China agrees North Korea's nuclear activities a serious threat, says South

China agrees North Korea's nuclear activities a serious threat, says South

SEOUL - South Korea and China agreed on Monday recent nuclear activity by North Korea posed a serious threat to the peace and stability of the region and Pyongyang must not conduct a nuclear test, the South said after a meeting of their top diplomats.

Renewed activity at North Korea's nuclear test site has indicated Pyongyang may be preparing a fourth nuclear test in contravention of UN sanctions.

Analysis suggested the North may be close to miniaturising a nuclear warhead to mount on a missile, alarming regional powers that have for two decades tried to rein in Pyongyang's atomic programme.

Chinese Foreign Minister Wang Yi held talks with South Korea's Yun Byung-se to discuss the North's nuclear programme and also an upcoming visit by Chinese President Xi Jinping to Seoul this year, South Korea's foreign ministry said. "The two ministers agreed to step up cooperation based on the united position that they object to the North's nuclear test and that recent nuclear activities by the North pose a serious threat to the peace and stability of the Korean peninsula and the region," South Korea's foreign ministry said.
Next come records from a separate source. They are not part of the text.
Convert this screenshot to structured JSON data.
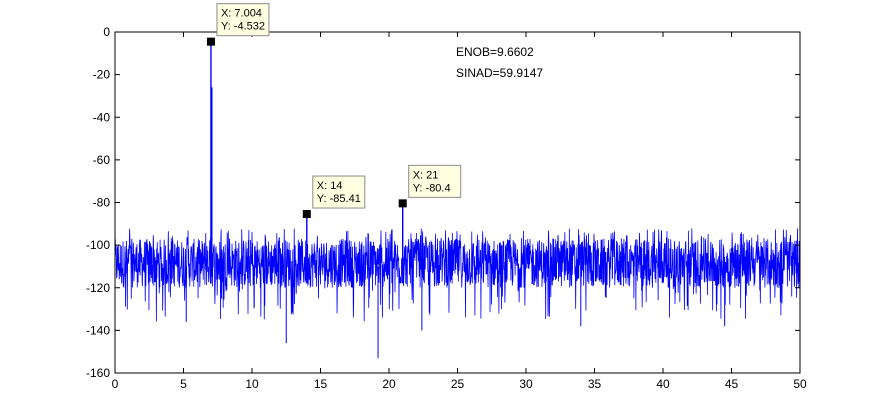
{
  "chart_data": {
    "type": "line",
    "title": "",
    "xlabel": "",
    "ylabel": "",
    "xlim": [
      0,
      50
    ],
    "ylim": [
      -160,
      0
    ],
    "xticks": [
      0,
      5,
      10,
      15,
      20,
      25,
      30,
      35,
      40,
      45,
      50
    ],
    "yticks": [
      0,
      -20,
      -40,
      -60,
      -80,
      -100,
      -120,
      -140,
      -160
    ],
    "grid": false,
    "series": [
      {
        "color": "#0000ff",
        "noise_floor_mean": -108,
        "noise_floor_range": [
          -120,
          -97
        ],
        "noise_min": -153,
        "peaks": [
          {
            "x": 7.004,
            "y": -4.532
          },
          {
            "x": 14,
            "y": -85.41
          },
          {
            "x": 21,
            "y": -80.4
          }
        ],
        "deep_dips": [
          {
            "x": 12.5,
            "y": -146
          },
          {
            "x": 19.2,
            "y": -153
          },
          {
            "x": 5.2,
            "y": -136
          },
          {
            "x": 22.4,
            "y": -140
          },
          {
            "x": 34.0,
            "y": -138
          },
          {
            "x": 44.5,
            "y": -138
          }
        ]
      }
    ],
    "data_tips": [
      {
        "x_label": "X: 7.004",
        "y_label": "Y: -4.532",
        "x": 7.004,
        "y": -4.532
      },
      {
        "x_label": "X: 14",
        "y_label": "Y: -85.41",
        "x": 14,
        "y": -85.41
      },
      {
        "x_label": "X: 21",
        "y_label": "Y: -80.4",
        "x": 21,
        "y": -80.4
      }
    ],
    "annotations": [
      {
        "text": "ENOB=9.6602"
      },
      {
        "text": "SINAD=59.9147"
      }
    ]
  }
}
However China, North Korea's lone major ally, is usually very guarded in its opinion on Pyongyang's nuclear programme, usually expressing its desire for a nuclear-free "Korean peninsula", careful not to be seen to be taking sides.

Wang said before his meeting with Yun that it was important for six regional partners, including the United States and North Korea, to work to resume the so-called six-party talks aimed at ending the North's nuclear programme.

The talks produced an agreement in 2005 to provide the impoverished North with economic aid in return for Pyongyang taking steps to suspend its nuclear programmes, but the deal was proclaimed dead in 2008 by the North and the United States.

The United States and South Korea demand the North take steps agreed in the 2005 deal as a precondition to more talks, but Pyongyang and Beijing, which has hosted the negotiations, have since sought an unconditional resumption.

Isolated and poverty-stricken North Korea, which regularly threatens to destroy the United States and South Korea in a sea of flames, defends its nuclear programme as a "treasured sword"to counter what it sees as US-led hostility.